Cowboy Junkies assemble a collection of covers two years after their last studio album, Ghosts.

Although Songs Of The Recollection is due to be released on March 11th, any Cowboy Junkies fan willing to do a little on-line detective work could have listened to the album’s nine tracks from a month or so ago when their version of Bowie’s Five Years was released on the “platforms”.

Having said that, it’s nice to have these tracks all in one place.

Cowboy Junkies are a band that understand the value of a good cover…their version of Lou Reed’s Sweet Jane famously kicked off their career some 35 years ago. And though these tracks were recorded from 1999 to 2021, they sound surprisingly like they belong together.
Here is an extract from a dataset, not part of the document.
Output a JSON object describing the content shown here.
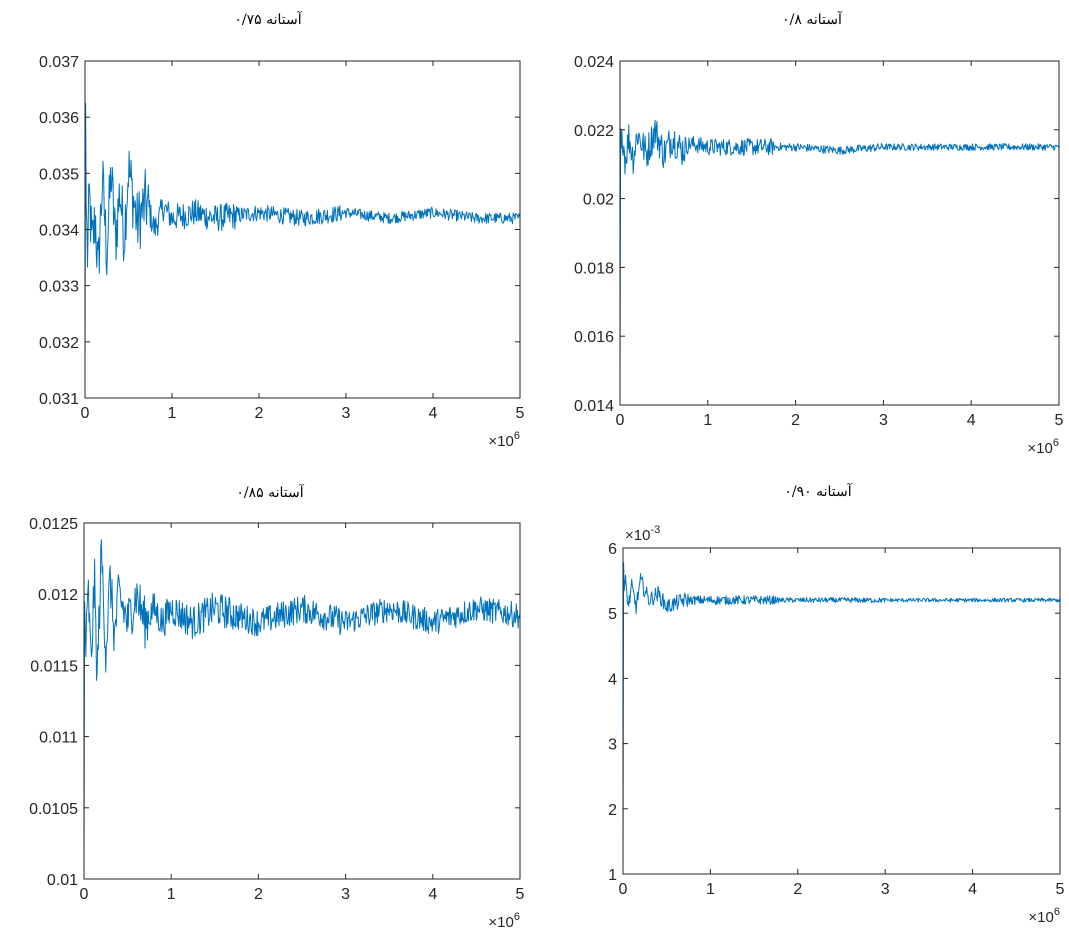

Vocalist Margo Timmins sounds ominous, mysterious and just a little frightening as she digs into Five Years, originally heard on Ziggy Stardust back in ’72 and feeling even more dark and foreboding 50 years later. Drummer Peter Timmins lays down that drum pattern that will be familiar to any Bowie fan and as the track builds up, Margo’s intensity rises until she belting out the final verse.

I’m not gonna say it’s better than Bowie’s (that would be sacrilege) but its darn good, with guitarist Michael Timmins whipping up a storm behind his sister.

The remainder of the album features some of the usual suspects…songs by Neil Young, Bob Dylan and The Rolling Stones…but not always the tunes you might expect.

Neil’s Don’t Let It Bring You Down is cool, but his Love In Mind, from Time Fades Away, is an unexpected pleasure.

The Junkies cover The Stones’ No Expectations, adding style and grace (and some sweet slide guitar) to the old favourite.

Fellow Canadian Gordon Lightfoot gets a look-in with his 1966 tune, The Way I Feel (no Sundown or Edmund Fitzgerald here), although I’d love to hear Margo wrap her tonsils around If You Could Read My Mind.

The most contemporary tune on the album is Dylan’s I’ve Made Up My Mind To Give Myself To You from 2020’s Rough And Rowdy Ways. Folks who have trouble with Bob’s 80-year-old growl can now enjoy the song and the singer.

The collection wraps up with Vic Chesnutt’s Marathon (the band was tight with the late songwriter) and finally, they add a bit of Neil Young-style grunge to The Cure’s Seventeen Seconds, sounding not unlike Cortez The Killer.

So, from Five Years to Seventeen Seconds, Songs Of The Recollection is a pleasure from beginning to end.